Bruin Plate is notoriously known as the healthiest dining hall on campus, but health-awareness clubs on campus have pushed for tighter food regulations and an increase in the availability of nutritious food in UCLA’s dining halls. B Plate, claiming to already be health-conscious enough, faces a dilemma.

“How can we get healthier than we already are?” said Patricia, a chef at B Plate. “We basically sell leaves and a tiny bit of meat. I know how the students feel about us. I’ve seen the memes.”

B Plate head chef Michael Carey, a proponent of the push towards healthier dining halls, outlines his plans to make B Plate a premier healthy food option on campus.

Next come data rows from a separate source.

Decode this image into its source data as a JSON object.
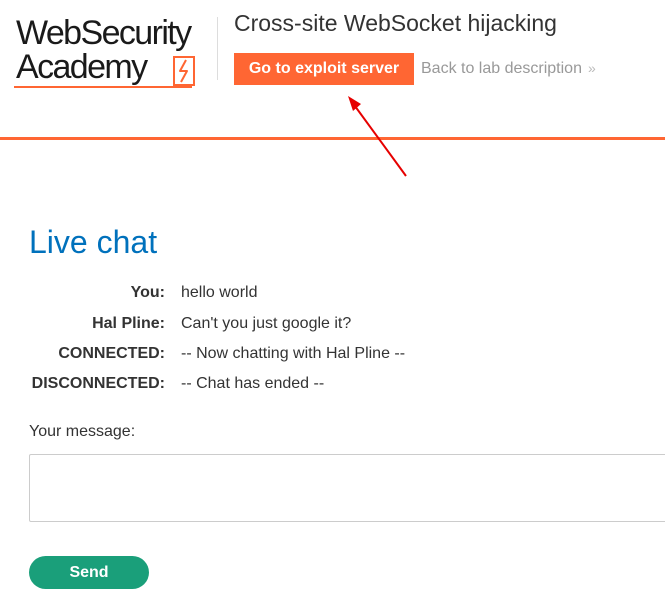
{
  "logo": {
    "line1": "WebSecurity",
    "line2": "Academy",
    "accent_color": "#ff6633"
  },
  "header": {
    "lab_title": "Cross-site WebSocket hijacking",
    "exploit_button_label": "Go to exploit server",
    "back_link_label": "Back to lab description",
    "back_link_icon": "double-chevron-right-icon",
    "annotation_icon": "arrow-pointing-to-exploit-button"
  },
  "chat": {
    "title": "Live chat",
    "messages": [
      {
        "speaker": "You:",
        "text": "hello world"
      },
      {
        "speaker": "Hal Pline:",
        "text": "Can't you just google it?"
      },
      {
        "speaker": "CONNECTED:",
        "text": "-- Now chatting with Hal Pline --"
      },
      {
        "speaker": "DISCONNECTED:",
        "text": "-- Chat has ended --"
      }
    ],
    "message_label": "Your message:",
    "message_value": "",
    "send_label": "Send"
  },
  "colors": {
    "title_blue": "#0071bc",
    "send_green": "#1a9f7a",
    "orange": "#ff6633",
    "annotation_red": "#e60000"
  }
}
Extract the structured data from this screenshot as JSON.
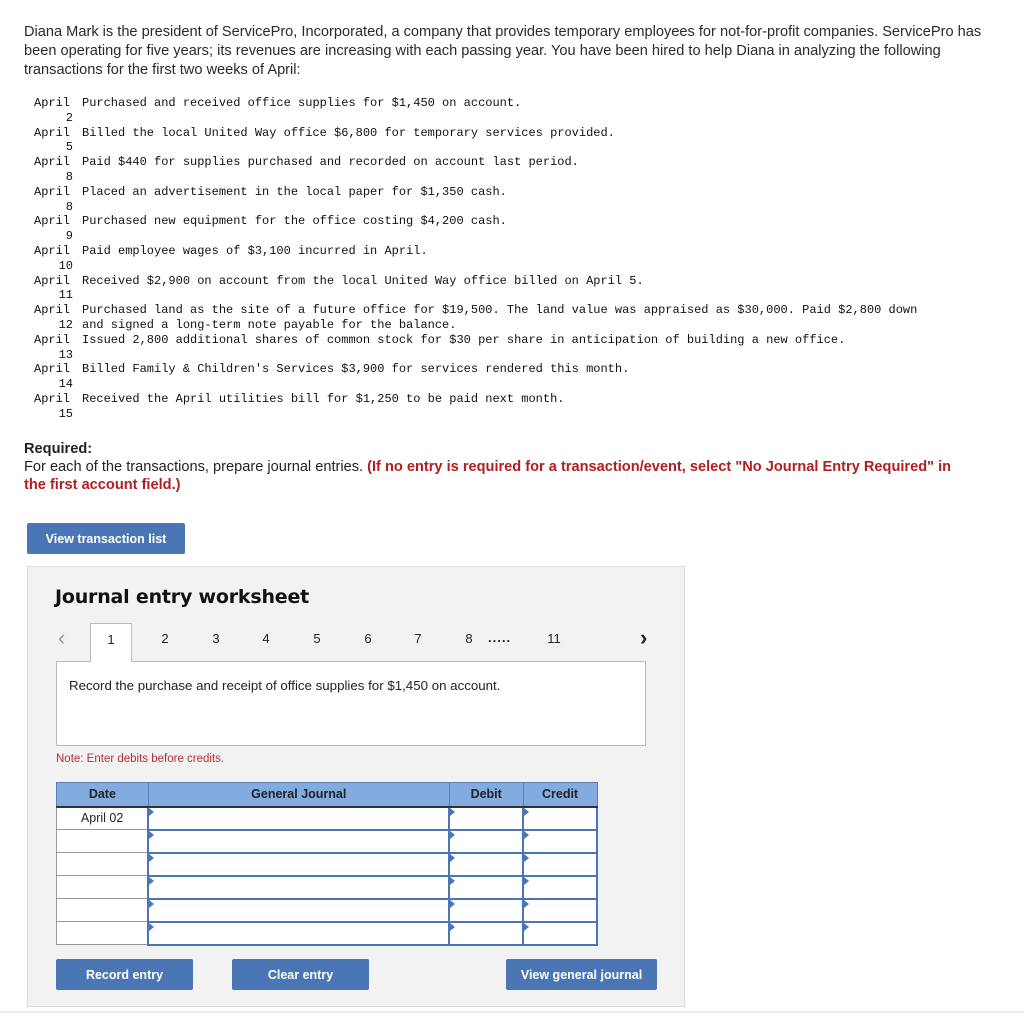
{
  "intro": "Diana Mark is the president of ServicePro, Incorporated, a company that provides temporary employees for not-for-profit companies. ServicePro has been operating for five years; its revenues are increasing with each passing year. You have been hired to help Diana in analyzing the following transactions for the first two weeks of April:",
  "transactions": [
    {
      "month": "April",
      "day": "2",
      "desc": "Purchased and received office supplies for $1,450 on account."
    },
    {
      "month": "April",
      "day": "5",
      "desc": "Billed the local United Way office $6,800 for temporary services provided."
    },
    {
      "month": "April",
      "day": "8",
      "desc": "Paid $440 for supplies purchased and recorded on account last period."
    },
    {
      "month": "April",
      "day": "8",
      "desc": "Placed an advertisement in the local paper for $1,350 cash."
    },
    {
      "month": "April",
      "day": "9",
      "desc": "Purchased new equipment for the office costing $4,200 cash."
    },
    {
      "month": "April",
      "day": "10",
      "desc": "Paid employee wages of $3,100 incurred in April."
    },
    {
      "month": "April",
      "day": "11",
      "desc": "Received $2,900 on account from the local United Way office billed on April 5."
    },
    {
      "month": "April",
      "day": "12",
      "desc": "Purchased land as the site of a future office for $19,500. The land value was appraised as $30,000. Paid $2,800 down and signed a long-term note payable for the balance."
    },
    {
      "month": "April",
      "day": "13",
      "desc": "Issued 2,800 additional shares of common stock for $30 per share in anticipation of building a new office."
    },
    {
      "month": "April",
      "day": "14",
      "desc": "Billed Family & Children's Services $3,900 for services rendered this month."
    },
    {
      "month": "April",
      "day": "15",
      "desc": "Received the April utilities bill for $1,250 to be paid next month."
    }
  ],
  "required": {
    "label": "Required:",
    "text": "For each of the transactions, prepare journal entries. ",
    "emphasis": "(If no entry is required for a transaction/event, select \"No Journal Entry Required\" in the first account field.)"
  },
  "buttons": {
    "view_transaction_list": "View transaction list",
    "record_entry": "Record entry",
    "clear_entry": "Clear entry",
    "view_general_journal": "View general journal"
  },
  "worksheet": {
    "title": "Journal entry worksheet",
    "prev_icon": "‹",
    "next_icon": "›",
    "tabs": [
      "1",
      "2",
      "3",
      "4",
      "5",
      "6",
      "7",
      "8",
      "11"
    ],
    "active_tab": "1",
    "ellipsis": ".....",
    "description": "Record the purchase and receipt of office supplies for $1,450 on account.",
    "note": "Note: Enter debits before credits.",
    "table": {
      "headers": [
        "Date",
        "General Journal",
        "Debit",
        "Credit"
      ],
      "rows": [
        {
          "date": "April 02",
          "account": "",
          "debit": "",
          "credit": ""
        },
        {
          "date": "",
          "account": "",
          "debit": "",
          "credit": ""
        },
        {
          "date": "",
          "account": "",
          "debit": "",
          "credit": ""
        },
        {
          "date": "",
          "account": "",
          "debit": "",
          "credit": ""
        },
        {
          "date": "",
          "account": "",
          "debit": "",
          "credit": ""
        },
        {
          "date": "",
          "account": "",
          "debit": "",
          "credit": ""
        }
      ]
    }
  },
  "colors": {
    "button": "#4a76b5",
    "header": "#82abe0",
    "emphasis_red": "#b01f1f",
    "panel": "#f2f2f2"
  }
}
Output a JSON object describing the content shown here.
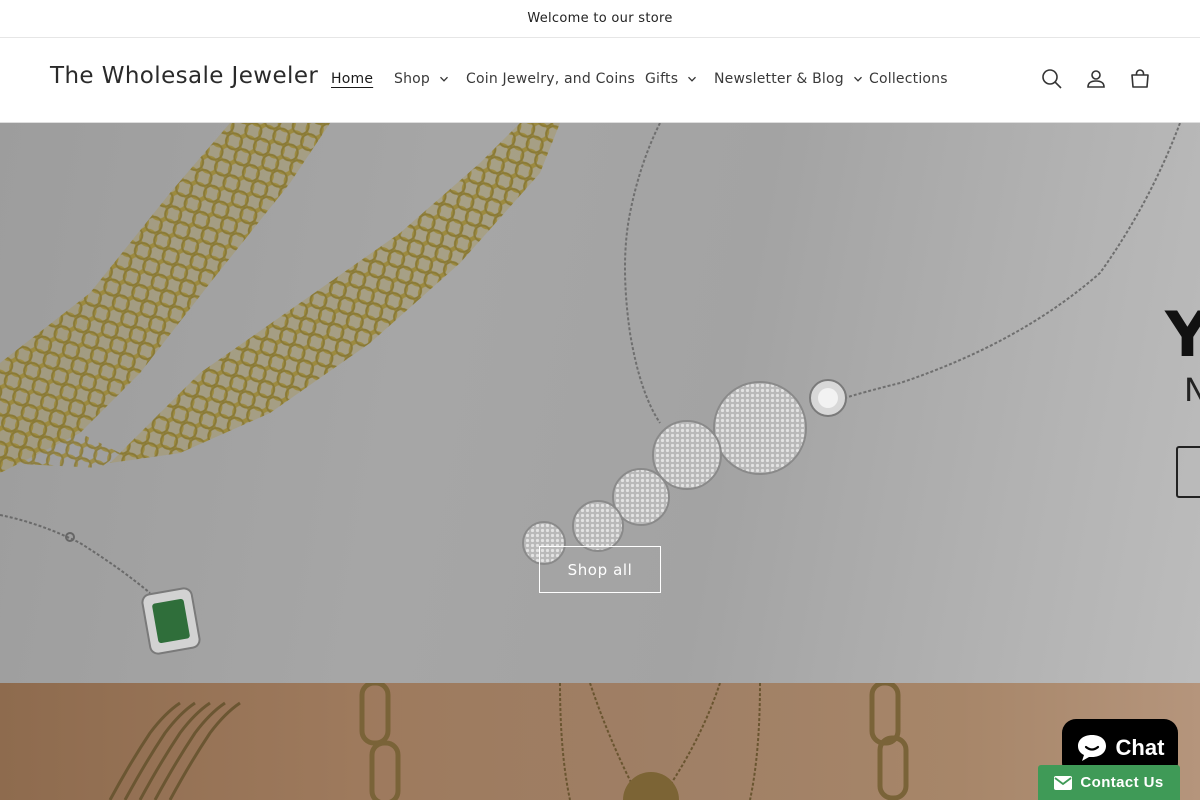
{
  "announcement": {
    "text": "Welcome to our store"
  },
  "header": {
    "logo": "The Wholesale Jeweler",
    "nav": [
      {
        "label": "Home",
        "active": true,
        "dropdown": false
      },
      {
        "label": "Shop",
        "active": false,
        "dropdown": true
      },
      {
        "label": "Coin Jewelry, and Coins",
        "active": false,
        "dropdown": false
      },
      {
        "label": "Gifts",
        "active": false,
        "dropdown": true
      },
      {
        "label": "Newsletter & Blog",
        "active": false,
        "dropdown": true
      },
      {
        "label": "Collections",
        "active": false,
        "dropdown": false
      }
    ],
    "icons": [
      "search-icon",
      "account-icon",
      "cart-icon"
    ]
  },
  "hero": {
    "button_label": "Shop all",
    "partial_heading": "Y",
    "partial_subheading": "N"
  },
  "chat": {
    "chat_label": "Chat",
    "contact_label": "Contact Us",
    "chat_color": "#000000",
    "contact_color": "#3f9a57"
  }
}
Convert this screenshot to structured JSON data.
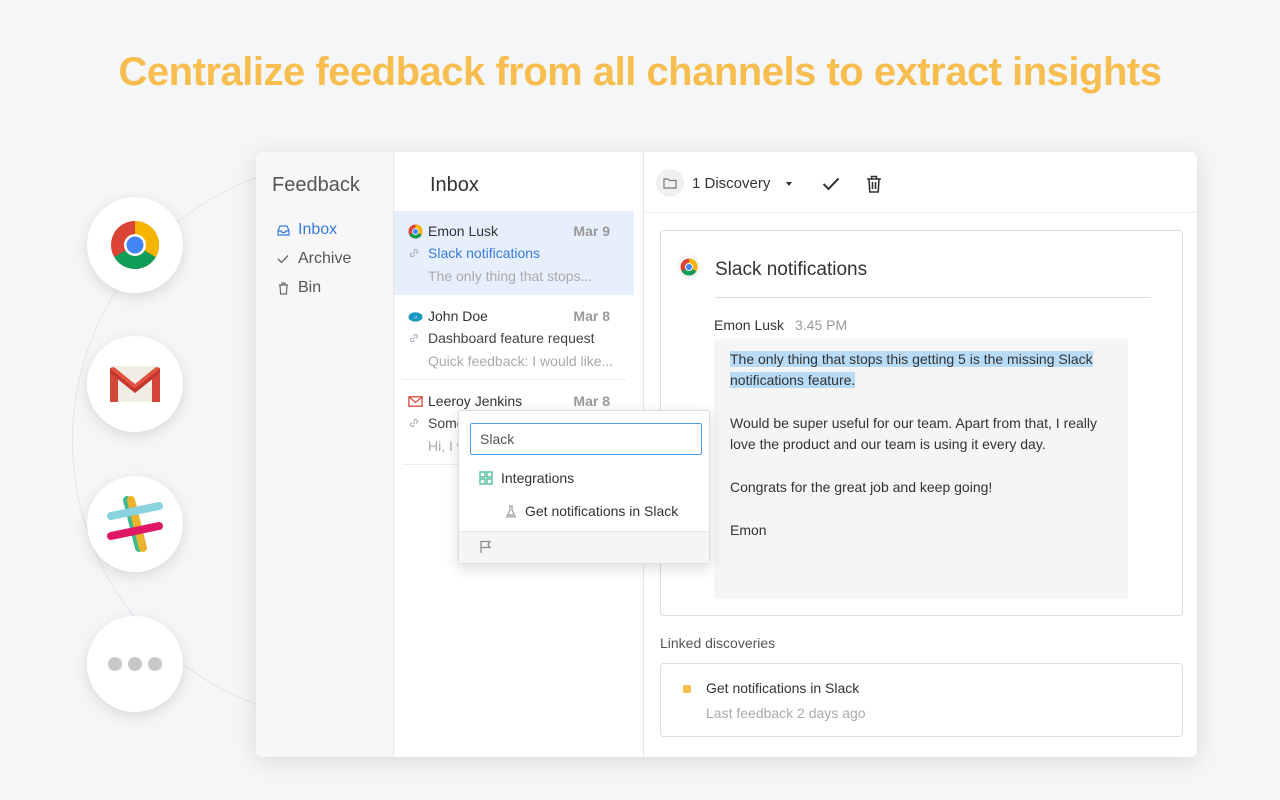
{
  "headline": "Centralize feedback from all channels to extract insights",
  "integrations": [
    "chrome-icon",
    "gmail-icon",
    "slack-icon",
    "more-icon"
  ],
  "sidebar": {
    "title": "Feedback",
    "items": [
      {
        "label": "Inbox",
        "icon": "inbox-icon",
        "active": true
      },
      {
        "label": "Archive",
        "icon": "check-icon"
      },
      {
        "label": "Bin",
        "icon": "trash-icon"
      }
    ]
  },
  "inbox": {
    "title": "Inbox",
    "items": [
      {
        "name": "Emon Lusk",
        "date": "Mar 9",
        "subject": "Slack notifications",
        "preview": "The only thing that stops...",
        "source": "chrome-icon"
      },
      {
        "name": "John Doe",
        "date": "Mar 8",
        "subject": "Dashboard feature request",
        "preview": "Quick feedback: I would like...",
        "source": "salesforce-icon"
      },
      {
        "name": "Leeroy Jenkins",
        "date": "Mar 8",
        "subject": "Some",
        "preview": "Hi, I w",
        "source": "mail-icon"
      }
    ]
  },
  "toolbar": {
    "discovery_label": "1 Discovery"
  },
  "detail": {
    "title": "Slack notifications",
    "author": "Emon Lusk",
    "time": "3.45 PM",
    "highlight": "The only thing that stops this getting 5 is the missing Slack notifications feature.",
    "paragraphs": [
      "Would be super useful for our team. Apart from that, I really love the product and our team is using it every day.",
      "Congrats for the great job and keep going!",
      "Emon"
    ]
  },
  "linked": {
    "label": "Linked discoveries",
    "items": [
      {
        "title": "Get notifications in Slack",
        "subtitle": "Last feedback 2 days ago"
      }
    ]
  },
  "popup": {
    "search_value": "Slack",
    "category": "Integrations",
    "option": "Get notifications in Slack"
  },
  "colors": {
    "accent": "#f8bd4f",
    "link": "#3a7bd5",
    "highlight": "#b8dcf8"
  }
}
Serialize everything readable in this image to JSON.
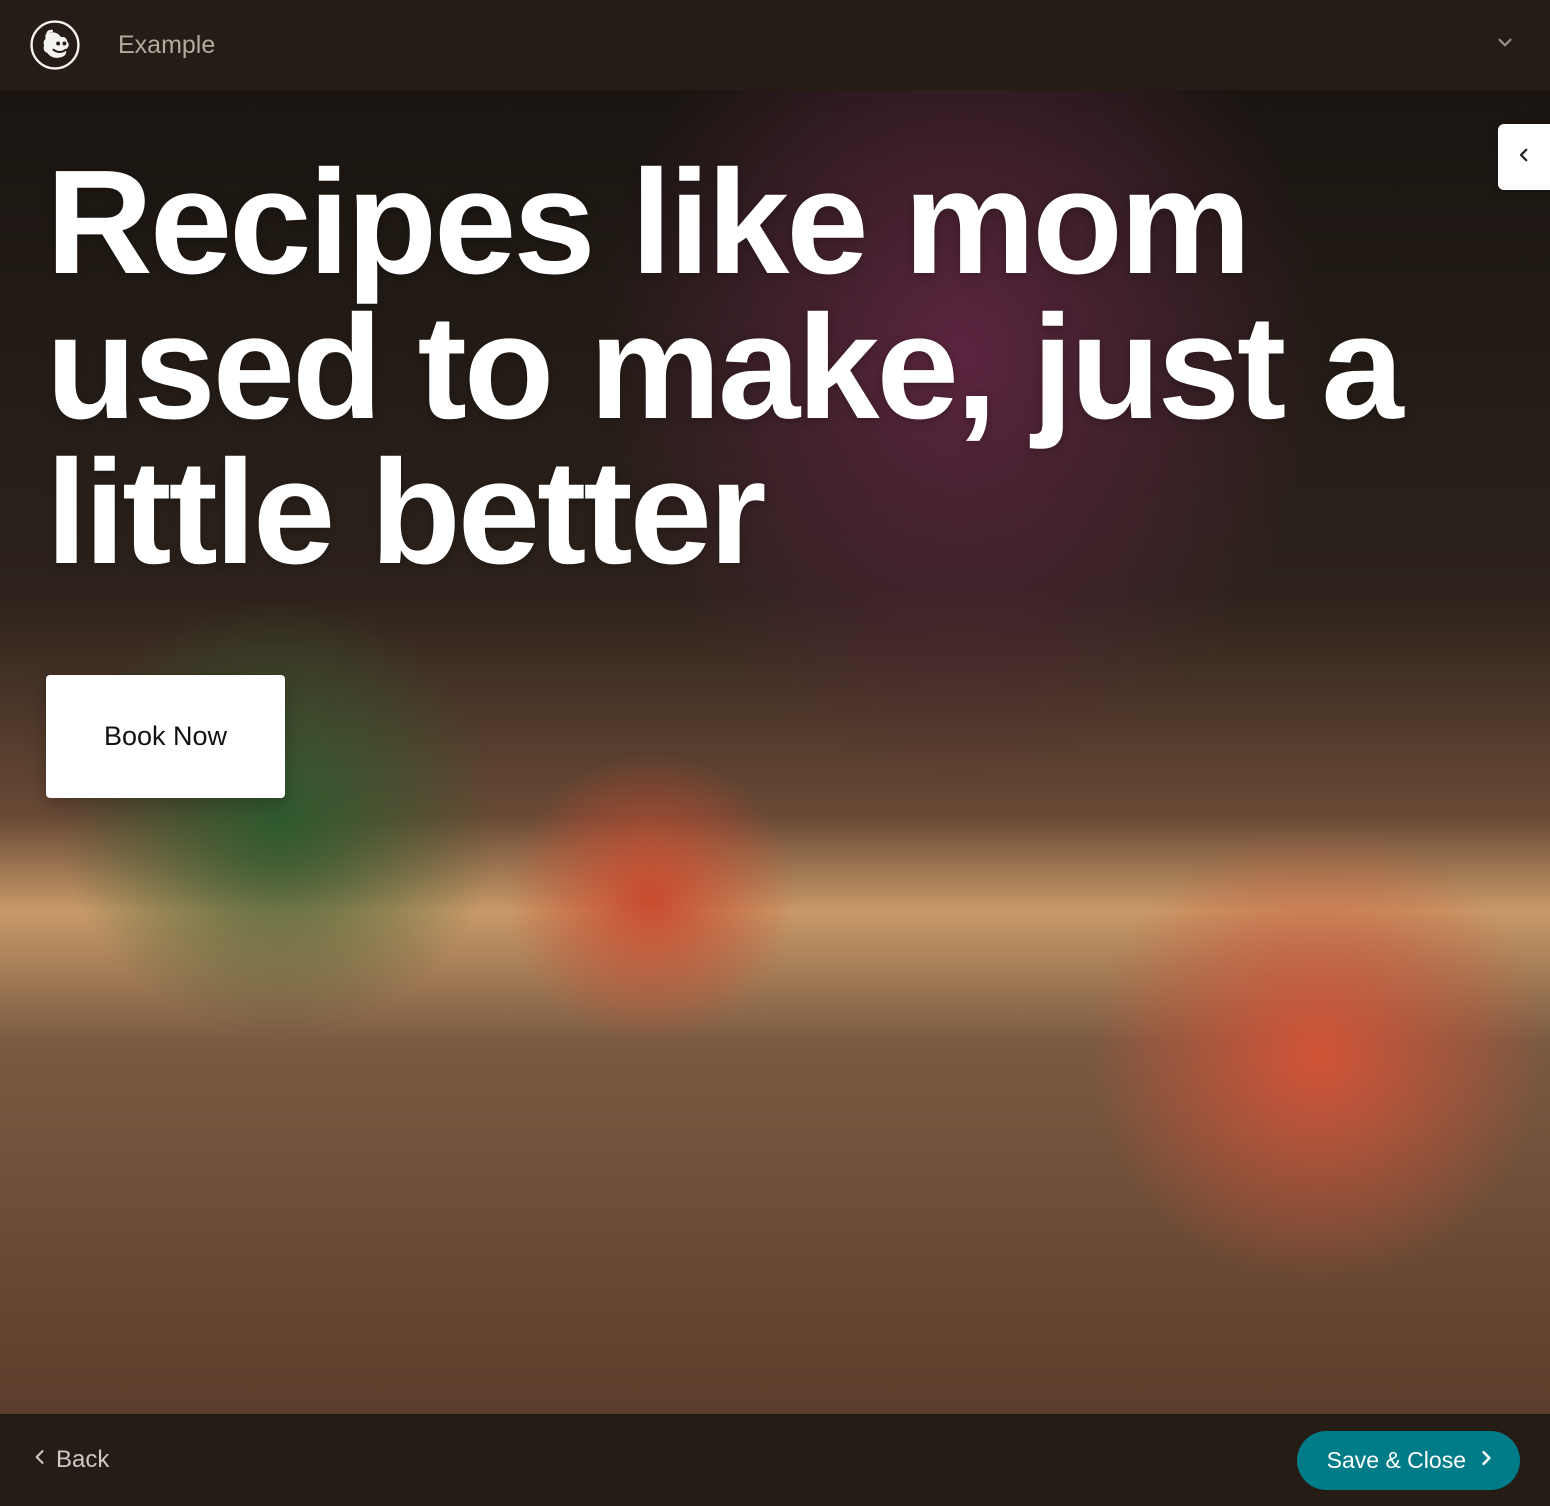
{
  "header": {
    "project_name": "Example"
  },
  "hero": {
    "title": "Recipes like mom used to make, just a little better",
    "cta_label": "Book Now"
  },
  "footer": {
    "back_label": "Back",
    "save_label": "Save & Close"
  },
  "colors": {
    "top_bar_bg": "#241c15",
    "save_button_bg": "#007c89"
  }
}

“I think B Plate has been successful in providing students a healthy alternative to the cholesterol-clogging food of De Neve and Covel,” explains Chef Carey, “but I know we can always do better. That’s why I’m proposing a truly revolutionary change to B Plate’s menu.”

Chef Carey’s proposal, which has already been approved and set in motion by UCLA administration, suggests serving potted plants at the “Freshly Bowled” and “Harvest” stations to replace the unhealthy vegetables served there prior.

“Yes, instead of brussels sprouts and broccoli, we’re just going to go ahead and serve potted ferns and other leafy plants. We figure students won’t mind since that’s what they’re eating when they come here anyway. It just eliminates the ‘preparation’ step for us,” said Chef Carey. “We also encourage that students eat the potting soil, which has been known to have myriad health benefits, and the clay pot as well for a good cleanse of the digestive system.”

UCLA administration and head chefs at UCLA’s dining halls are excited that this attempt will really improve health-consciousness around campus. Some students, however, aren’t so thrilled.

“I know that I’m basically eating grass and leaves when I go to B Plate, but do they really have to try to be healthier and more nutritious?” said Sam, a second-year business economics student. “I mean, they already sell shit like ‘chèvre’ and ‘wheat germ,’ and I don’t even know what the fuck that is, but it seems healthy enough. So why don’t they just serve us larger portions instead?”

“We know some students may feel a little uncomfortable with the new menu we’ve put in place, but that’s okay. They don’t even have to eat the pots. They can return them and we’ll pot another plant in it,” said Chef Carey. “We’ve found that serving students survivable portions of food just isn’t efficient enough. We have thought about all other options and settled on this as the best one, so UCLA will be healthy whether it likes it or not.”